# 2.1. Dewey Defeats Truman¶

In the 1948 US Presidential election, New York Governor Thomas Dewey ran against the incumbent Harry Truman. As usual, a number of polling agencies conducted polls of voters in order to predict which candidate was more likely to win the election.

## 2.1.1. 1936: A Previous Polling Catastrophe¶

In 1936, three elections prior to 1948, the *Literary Digest* infamously
predicted a landslide defeat for Franklin Delano Roosevelt. To make this
claim, the magazine polled a sample of over 2 million people based on telephone
and car registrations. As you may know, this sampling scheme suffers from
sampling bias: those with telephones and cars tend to be wealthier than those
without. In this case, the sampling bias was so great that the *Literary
Digest* thought Roosevelt would only receive 43% of the popular vote when he
ended up with 61% of the popular vote, a difference of almost 20% and the
largest error ever made by a major poll. The *Literary Digest* went out of
business soon after.

## 2.1.2. 1948: The Gallup Poll¶

Determined to learn from past mistakes, the Gallup Poll used a method called
*quota sampling* to predict the results of the 1948 election. In their sampling
scheme, each interviewer polled a set number of people from each demographic
class. For example, the interviews were required to interview both males and
females from different ages, ethnicities, and income levels to match the
demographics in the US Census. This ensured that the poll would not leave out
important subgroups of the voting population.

Using this method, the Gallup Poll predicted that Thomas Dewey would earn 5%
more of the popular vote than Harry Truman would. This difference was
significant enough that the *Chicago Tribune* famously printed the headline
“Dewey Defeats Truman”:

As we know now, Truman ended up winning the election. In fact, he won with 5% more of the popular vote than Dewey! What went wrong with the Gallup Poll?

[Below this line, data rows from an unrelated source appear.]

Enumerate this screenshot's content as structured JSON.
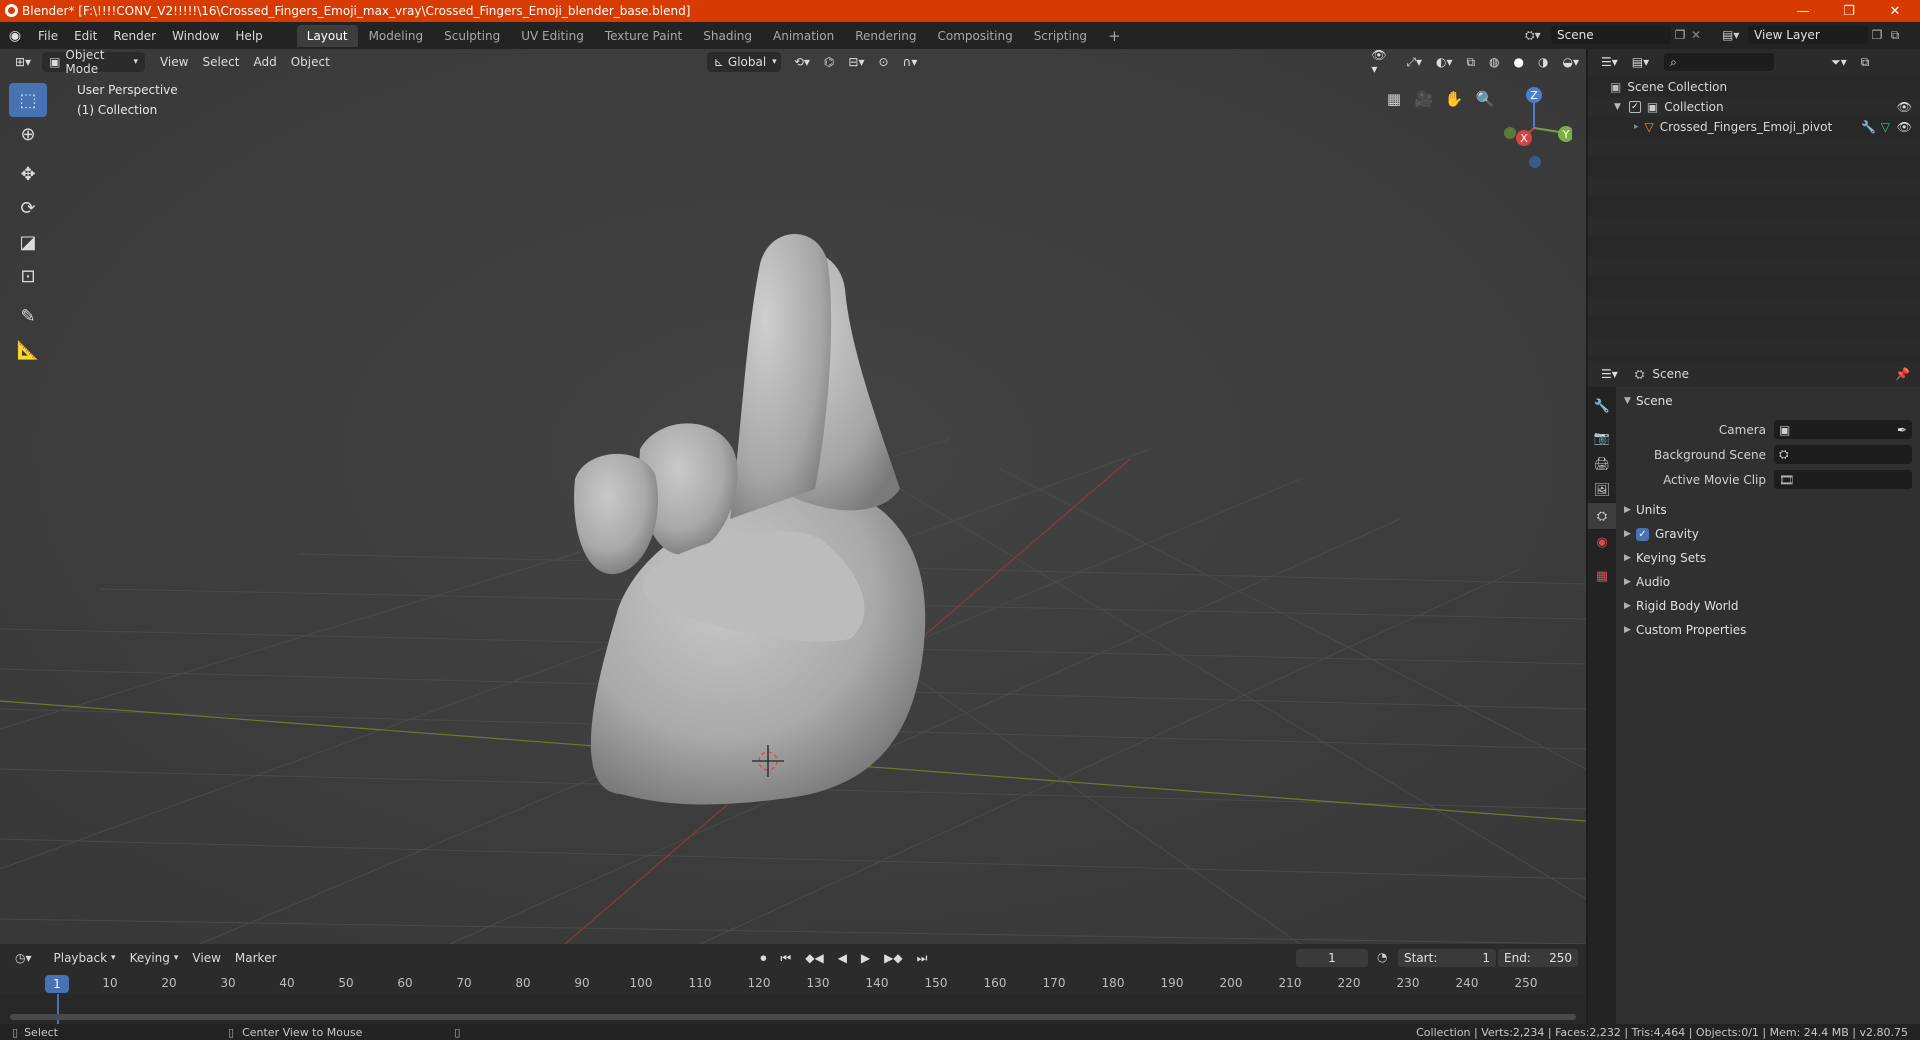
{
  "window": {
    "title": "Blender* [F:\\!!!!CONV_V2!!!!!\\16\\Crossed_Fingers_Emoji_max_vray\\Crossed_Fingers_Emoji_blender_base.blend]",
    "minimize": "—",
    "maximize": "❐",
    "close": "✕"
  },
  "menu": {
    "file": "File",
    "edit": "Edit",
    "render": "Render",
    "window": "Window",
    "help": "Help"
  },
  "workspaces": [
    "Layout",
    "Modeling",
    "Sculpting",
    "UV Editing",
    "Texture Paint",
    "Shading",
    "Animation",
    "Rendering",
    "Compositing",
    "Scripting"
  ],
  "topright": {
    "scene": "Scene",
    "view_layer": "View Layer"
  },
  "viewport": {
    "mode": "Object Mode",
    "menus": [
      "View",
      "Select",
      "Add",
      "Object"
    ],
    "orientation": "Global",
    "perspective_label": "User Perspective",
    "collection_label": "(1) Collection",
    "gizmo": {
      "z": "Z",
      "x": "X",
      "y": "Y"
    }
  },
  "timeline": {
    "menus": [
      "Playback",
      "Keying",
      "View",
      "Marker"
    ],
    "current_frame": "1",
    "start_label": "Start:",
    "start_value": "1",
    "end_label": "End:",
    "end_value": "250",
    "ticks": [
      "10",
      "20",
      "30",
      "40",
      "50",
      "60",
      "70",
      "80",
      "90",
      "100",
      "110",
      "120",
      "130",
      "140",
      "150",
      "160",
      "170",
      "180",
      "190",
      "200",
      "210",
      "220",
      "230",
      "240",
      "250"
    ]
  },
  "outliner": {
    "scene_collection": "Scene Collection",
    "collection": "Collection",
    "object": "Crossed_Fingers_Emoji_pivot"
  },
  "properties": {
    "header_title": "Scene",
    "panel_scene": "Scene",
    "camera_label": "Camera",
    "background_scene_label": "Background Scene",
    "active_movie_clip_label": "Active Movie Clip",
    "units": "Units",
    "gravity": "Gravity",
    "keying_sets": "Keying Sets",
    "audio": "Audio",
    "rigid_body_world": "Rigid Body World",
    "custom_properties": "Custom Properties"
  },
  "statusbar": {
    "select": "Select",
    "center_view": "Center View to Mouse",
    "stats": "Collection | Verts:2,234 | Faces:2,232 | Tris:4,464 | Objects:0/1 | Mem: 24.4 MB | v2.80.75"
  }
}
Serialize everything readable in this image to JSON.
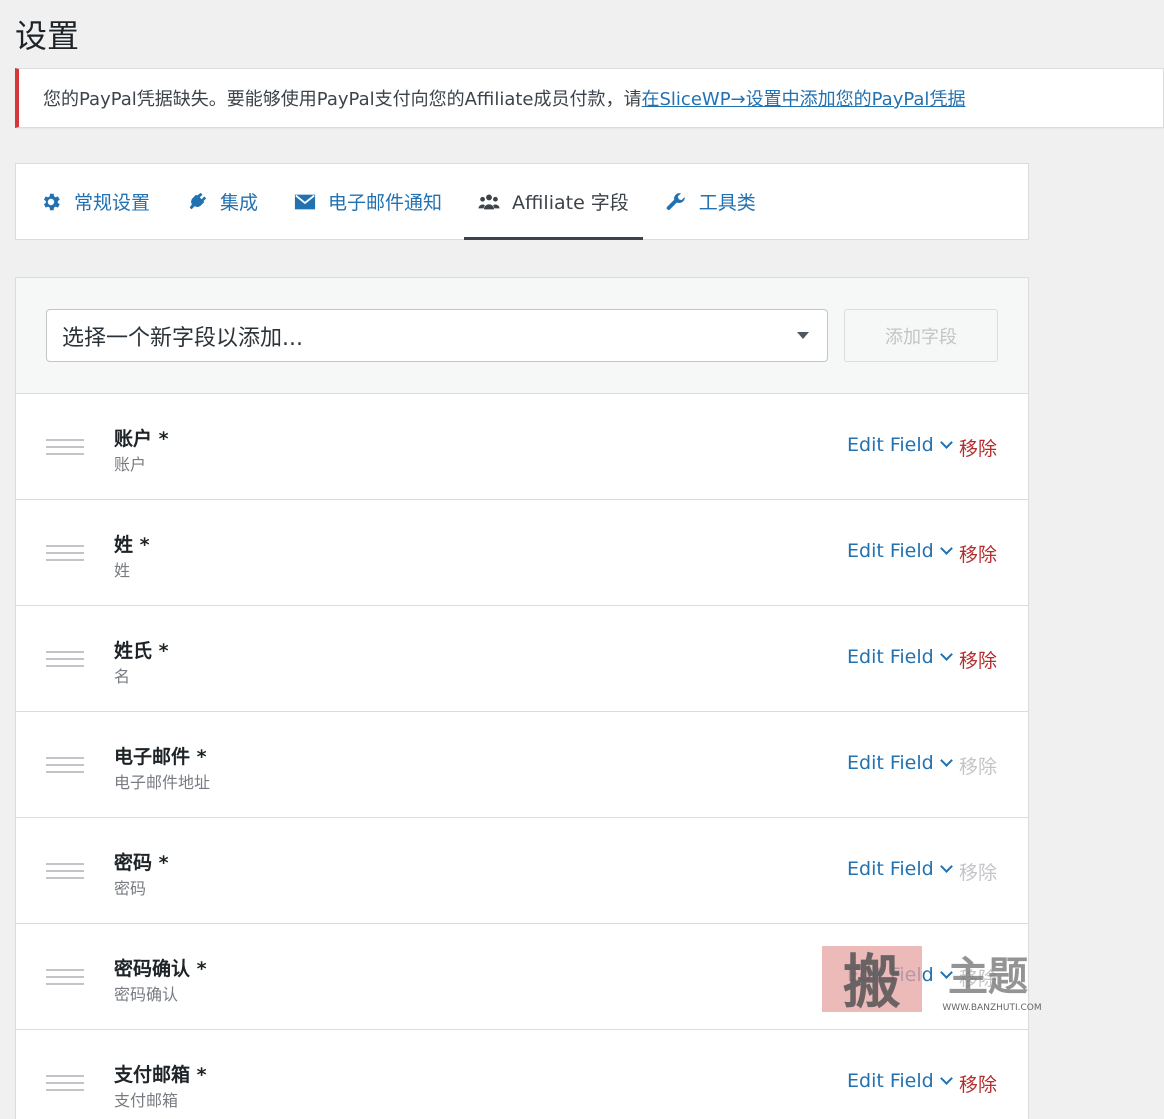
{
  "page": {
    "title": "设置"
  },
  "notice": {
    "text": "您的PayPal凭据缺失。要能够使用PayPal支付向您的Affiliate成员付款，请",
    "link_text": "在SliceWP→设置中添加您的PayPal凭据"
  },
  "tabs": [
    {
      "label": "常规设置",
      "icon": "gear-icon",
      "active": false
    },
    {
      "label": "集成",
      "icon": "plug-icon",
      "active": false
    },
    {
      "label": "电子邮件通知",
      "icon": "envelope-icon",
      "active": false
    },
    {
      "label": "Affiliate 字段",
      "icon": "users-icon",
      "active": true
    },
    {
      "label": "工具类",
      "icon": "wrench-icon",
      "active": false
    }
  ],
  "field_picker": {
    "placeholder": "选择一个新字段以添加...",
    "add_button": "添加字段"
  },
  "fields": [
    {
      "title": "账户 *",
      "subtitle": "账户",
      "edit_label": "Edit Field",
      "remove_label": "移除",
      "removable": true
    },
    {
      "title": "姓 *",
      "subtitle": "姓",
      "edit_label": "Edit Field",
      "remove_label": "移除",
      "removable": true
    },
    {
      "title": "姓氏  *",
      "subtitle": "名",
      "edit_label": "Edit Field",
      "remove_label": "移除",
      "removable": true
    },
    {
      "title": "电子邮件 *",
      "subtitle": "电子邮件地址",
      "edit_label": "Edit Field",
      "remove_label": "移除",
      "removable": false
    },
    {
      "title": "密码 *",
      "subtitle": "密码",
      "edit_label": "Edit Field",
      "remove_label": "移除",
      "removable": false
    },
    {
      "title": "密码确认 *",
      "subtitle": "密码确认",
      "edit_label": "Edit Field",
      "remove_label": "移除",
      "removable": false
    },
    {
      "title": "支付邮箱 *",
      "subtitle": "支付邮箱",
      "edit_label": "Edit Field",
      "remove_label": "移除",
      "removable": true
    }
  ],
  "watermark": {
    "text": "搬主题",
    "url_text": "WWW.BANZHUTI.COM"
  },
  "colors": {
    "link": "#2271b1",
    "remove": "#b32d2e",
    "notice_border": "#d63638"
  }
}
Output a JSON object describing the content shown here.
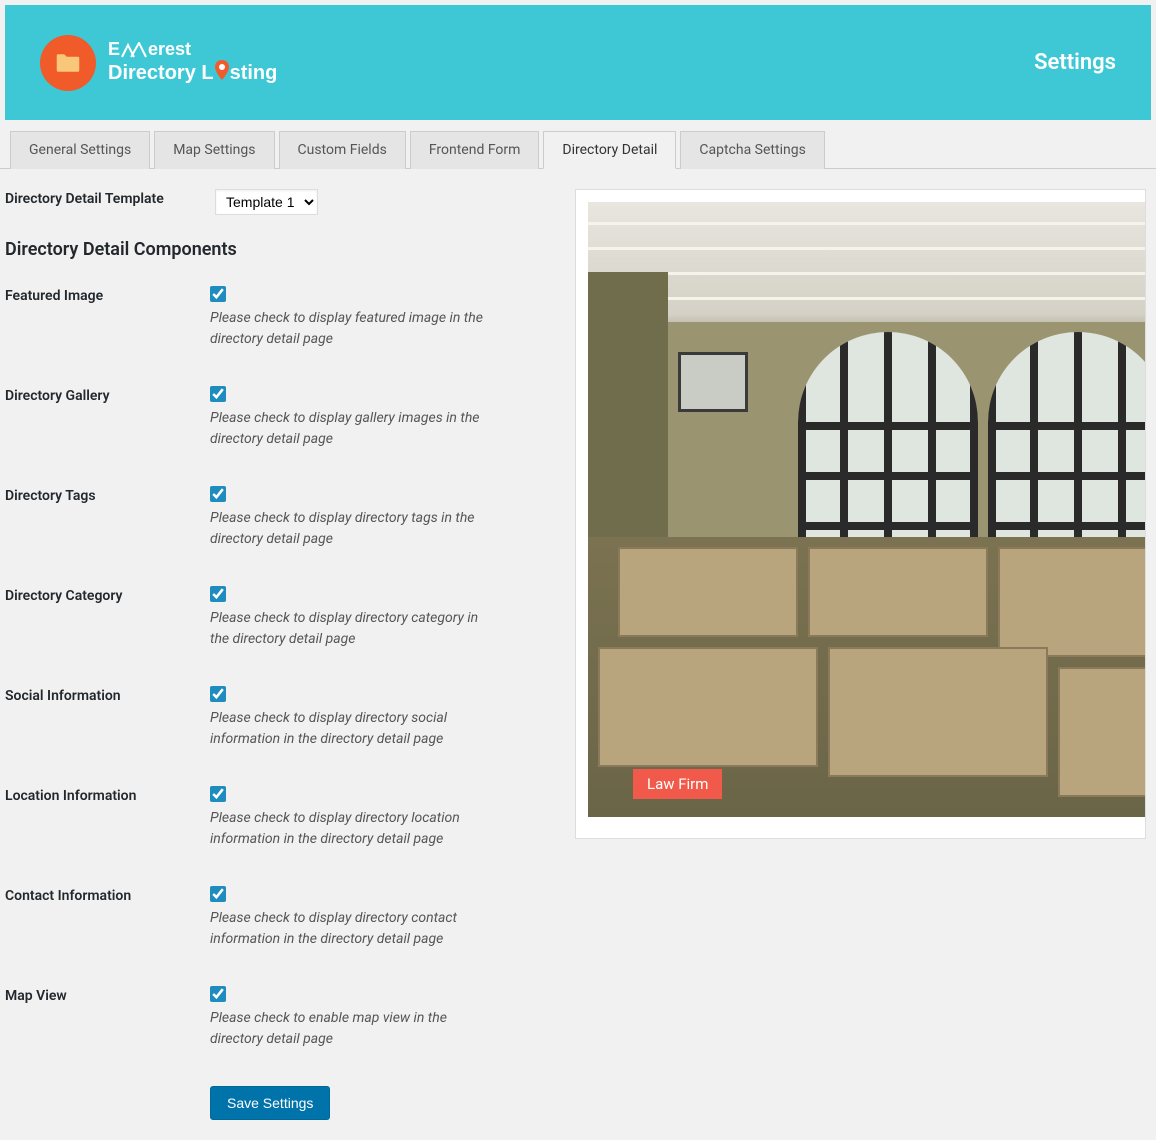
{
  "brand": {
    "line1_pre": "E",
    "line1_post": "erest",
    "line2_pre": "Directory L",
    "line2_post": "sting"
  },
  "header": {
    "settings_label": "Settings"
  },
  "tabs": [
    {
      "label": "General Settings",
      "active": false
    },
    {
      "label": "Map Settings",
      "active": false
    },
    {
      "label": "Custom Fields",
      "active": false
    },
    {
      "label": "Frontend Form",
      "active": false
    },
    {
      "label": "Directory Detail",
      "active": true
    },
    {
      "label": "Captcha Settings",
      "active": false
    }
  ],
  "template_row": {
    "label": "Directory Detail Template",
    "selected": "Template 1"
  },
  "section_title": "Directory Detail Components",
  "options": [
    {
      "label": "Featured Image",
      "desc": "Please check to display featured image in the directory detail page",
      "checked": true
    },
    {
      "label": "Directory Gallery",
      "desc": "Please check to display gallery images in the directory detail page",
      "checked": true
    },
    {
      "label": "Directory Tags",
      "desc": "Please check to display directory tags in the directory detail page",
      "checked": true
    },
    {
      "label": "Directory Category",
      "desc": "Please check to display directory category in the directory detail page",
      "checked": true
    },
    {
      "label": "Social Information",
      "desc": "Please check to display directory social information in the directory detail page",
      "checked": true
    },
    {
      "label": "Location Information",
      "desc": "Please check to display directory location information in the directory detail page",
      "checked": true
    },
    {
      "label": "Contact Information",
      "desc": "Please check to display directory contact information in the directory detail page",
      "checked": true
    },
    {
      "label": "Map View",
      "desc": "Please check to enable map view in the directory detail page",
      "checked": true
    }
  ],
  "save_button_label": "Save Settings",
  "preview": {
    "badge_text": "Law Firm"
  }
}
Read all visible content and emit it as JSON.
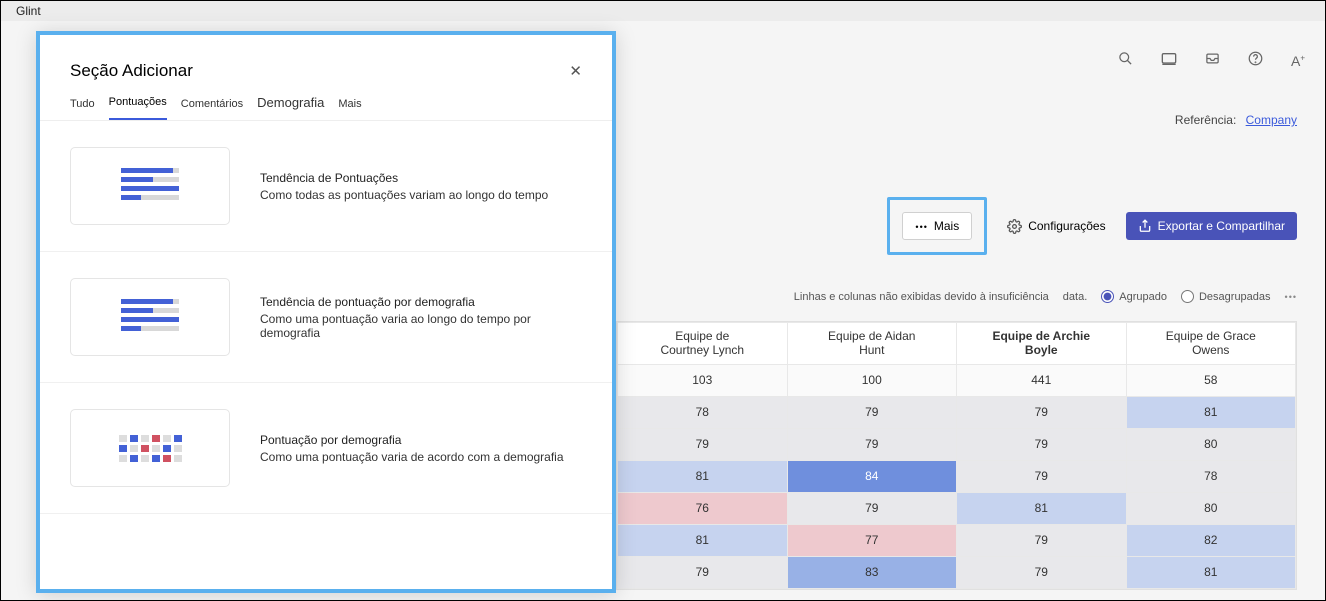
{
  "app": {
    "title": "Glint"
  },
  "header": {
    "reference_label": "Referência:",
    "reference_link": "Company"
  },
  "toolbar": {
    "more_label": "Mais",
    "settings_label": "Configurações",
    "export_label": "Exportar e Compartilhar"
  },
  "table_controls": {
    "note_left": "Linhas e colunas não exibidas devido à insuficiência",
    "note_right": "data.",
    "grouped": "Agrupado",
    "ungrouped": "Desagrupadas"
  },
  "table": {
    "headers": [
      {
        "line1": "Equipe de",
        "line2": "Courtney Lynch",
        "bold": false
      },
      {
        "line1": "Equipe de Aidan",
        "line2": "Hunt",
        "bold": false
      },
      {
        "line1": "Equipe de Archie",
        "line2": "Boyle",
        "bold": true
      },
      {
        "line1": "Equipe de Grace",
        "line2": "Owens",
        "bold": false
      }
    ],
    "rows": [
      [
        {
          "v": "103",
          "c": "c-white"
        },
        {
          "v": "100",
          "c": "c-white"
        },
        {
          "v": "441",
          "c": "c-white"
        },
        {
          "v": "58",
          "c": "c-white"
        }
      ],
      [
        {
          "v": "78",
          "c": "c-l"
        },
        {
          "v": "79",
          "c": "c-l"
        },
        {
          "v": "79",
          "c": "c-l"
        },
        {
          "v": "81",
          "c": "c-b1"
        }
      ],
      [
        {
          "v": "79",
          "c": "c-l"
        },
        {
          "v": "79",
          "c": "c-l"
        },
        {
          "v": "79",
          "c": "c-l"
        },
        {
          "v": "80",
          "c": "c-l"
        }
      ],
      [
        {
          "v": "81",
          "c": "c-b1"
        },
        {
          "v": "84",
          "c": "c-b3"
        },
        {
          "v": "79",
          "c": "c-l"
        },
        {
          "v": "78",
          "c": "c-l"
        }
      ],
      [
        {
          "v": "76",
          "c": "c-r1"
        },
        {
          "v": "79",
          "c": "c-l"
        },
        {
          "v": "81",
          "c": "c-b1"
        },
        {
          "v": "80",
          "c": "c-l"
        }
      ],
      [
        {
          "v": "81",
          "c": "c-b1"
        },
        {
          "v": "77",
          "c": "c-r1"
        },
        {
          "v": "79",
          "c": "c-l"
        },
        {
          "v": "82",
          "c": "c-b1"
        }
      ],
      [
        {
          "v": "79",
          "c": "c-l"
        },
        {
          "v": "83",
          "c": "c-b2"
        },
        {
          "v": "79",
          "c": "c-l"
        },
        {
          "v": "81",
          "c": "c-b1"
        }
      ]
    ]
  },
  "modal": {
    "title": "Seção Adicionar",
    "tabs": {
      "all": "Tudo",
      "scores": "Pontuações",
      "comments": "Comentários",
      "demography": "Demografia",
      "more": "Mais"
    },
    "items": [
      {
        "title": "Tendência de Pontuações",
        "subtitle": "Como todas as pontuações variam ao longo do tempo"
      },
      {
        "title": "Tendência de pontuação por demografia",
        "subtitle": "Como uma pontuação varia ao longo do tempo por demografia"
      },
      {
        "title": "Pontuação por demografia",
        "subtitle": "Como uma pontuação varia de acordo com a demografia"
      }
    ]
  }
}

## 2.1.3. The Problem With Quota Sampling¶

Although quota sampling did help pollsters reduce sampling bias, it introduced bias in another way. The Gallup Poll told its interviewers that as long as they fulfilled their quotas they could interview whomever they wished. Here’s one possible explanation for why the interviewers ended up polling a disproportionate number of Republicans: at the time, Republicans were on average wealthier and more likely to live in nicer neighborhoods, making them easier to interview. This observation is supported by the fact that the Gallup Poll predicted 2-6% more Republican votes than the actual results for the 3 elections prior.

These examples highlight the importance of understanding sampling bias as much
as possible during the data collection process. Both *Literary Digest* and
Gallup Poll made the mistake of assuming their methods were unbiased when
their sampling schemes were based on human judgement all along.

We now rely on **probability sampling**, a family of sampling methods that
assigns precise probabilities to the appearance of each sample, to reduce bias
as much as possible in our data collection process.

## 2.1.4. Big Data?¶

In the age of Big Data, we are tempted to deal with bias by collecting more data. After all, we know that a census will give us perfect estimates; shouldn’t a very large sample give almost perfect estimates regardless of the sampling technique?

We will return to this question after discussing probability sampling methods to compare the two approaches.